日本でも同じであるが、当番の時はどこにいても病院から突然の電話がかかってくる。ブータンでは内科の内視鏡医が私一人という期間が長かったので、殆ど緊急の電話は私にかかってきた(と思われた)。「今救急室で吐血患者がいるが、今から内視鏡ができるのか」と。頻度は月平均2回くらい。「私はOK、担当看護師に連絡してください」と返事をすると、しばらくして看護師から、「今から家を出るから何分後には検査可能です」との連絡が来る。街で食事をしているときもあれば、家でのんびり過ごしているときもある。自宅は歩いて10分位なので、日中であれば歩いて病院まで行けるが、夜間は野良犬が多くて危ないので、タクシーか迎えの病院の車で出勤する。ロックダウンの時は病院の車しか街中を走れなかった。(日本の運転免許があれば、ブータンでも運転は可能であるが、交通ルールがよく分からないし家も近いので、車は持たない生活でした)

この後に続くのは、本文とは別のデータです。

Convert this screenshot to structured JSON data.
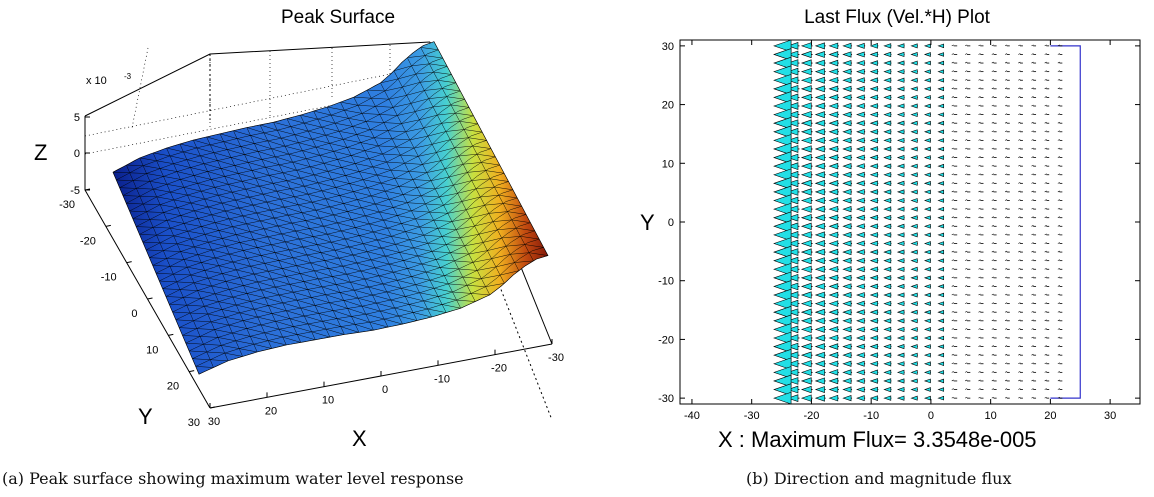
{
  "captions": {
    "a": "(a) Peak surface showing maximum water level response",
    "b": "(b) Direction and magnitude flux"
  },
  "chart_data": [
    {
      "type": "surface",
      "title": "Peak Surface",
      "xlabel": "X",
      "ylabel": "Y",
      "zlabel": "Z",
      "z_exponent_label": "x 10",
      "z_exponent_value": "-3",
      "xlim": [
        -30,
        30
      ],
      "ylim": [
        -30,
        30
      ],
      "zlim": [
        -5,
        5
      ],
      "x_ticks": [
        "30",
        "20",
        "10",
        "0",
        "-10",
        "-20",
        "-30"
      ],
      "y_ticks": [
        "-30",
        "-20",
        "-10",
        "0",
        "10",
        "20",
        "30"
      ],
      "z_ticks": [
        "5",
        "0",
        "-5"
      ],
      "grid": true,
      "mesh": "triangulated",
      "colormap": "jet",
      "surface_profile": {
        "x": [
          -30,
          -25,
          -20,
          -15,
          -10,
          -5,
          0,
          5,
          10,
          15,
          20,
          22,
          24,
          26,
          28,
          30
        ],
        "z_e3": [
          -2.8,
          -1.8,
          -1.3,
          -1.0,
          -0.9,
          -0.8,
          -0.8,
          -0.6,
          -0.3,
          0.2,
          1.2,
          2.0,
          3.0,
          3.8,
          4.4,
          4.6
        ]
      }
    },
    {
      "type": "quiver",
      "title": "Last Flux (Vel.*H) Plot",
      "xlabel": "X : Maximum Flux= 3.3548e-005",
      "ylabel": "Y",
      "xlim": [
        -42,
        35
      ],
      "ylim": [
        -31,
        31
      ],
      "x_ticks": [
        "-40",
        "-30",
        "-20",
        "-10",
        "0",
        "10",
        "20",
        "30"
      ],
      "y_ticks": [
        "30",
        "20",
        "10",
        "0",
        "-10",
        "-20",
        "-30"
      ],
      "domain_x": [
        -27,
        25
      ],
      "domain_y": [
        -30,
        30
      ],
      "direction": "negative x",
      "grid": false,
      "colors": {
        "arrow_fill": "#22dfe6",
        "arrow_edge": "#000000",
        "boundary": "#3333cc"
      }
    }
  ]
}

緊急での仕事は医師1名、看護師1名、時には救急室看護師に手伝って貰う。

結局一番多い原因は、食道静脈瘤破裂だった。ブータンで死因の第一位はアルコール性肝障害(肝硬変)で、飲酒は大きな問題である。20代女性のアルコール性肝硬変、静脈瘤破裂の患者さんを診た時は、日本では診たことが無かったので驚いた。アルコール恐るべし。今までのアルコール感が変わった。

治療内視鏡は物品があればできるだけ行った(表)。食道ステントと胆膵内視鏡はDr.Sonuと二人で行った。日本では物品はすぐ購入できるが、ブータンでの購入は大変時間がかかり間に合わないため、今ある物品をどのように使用するかという事が重要であった。

エコー内視鏡がないため診断がつけられないことや、対応した高周波装置がないため小さい胃癌を発見しても開腹手術になることなど、これからの課題も見つかった。(次回最終回に続く)


写真上段左:街の犬たち;私の周りは昼寝中の犬だらけ

写真上段中:ロックダウン時の街の中心街;車の通行は不許可。許可証を持った人だけが歩いて買い物に行ける。犬はフリー。

写真上段右:ロックダウン時の買い出しの格好。空腹の犬が多いので、タイツとジーンズ二枚に山歩き用靴を穿き、首からは通行許可証。

写真下段左:国産ビール:アラ(写真なし)という蒸留酒が伝統的飲み物。飲酒には寛容な文化です。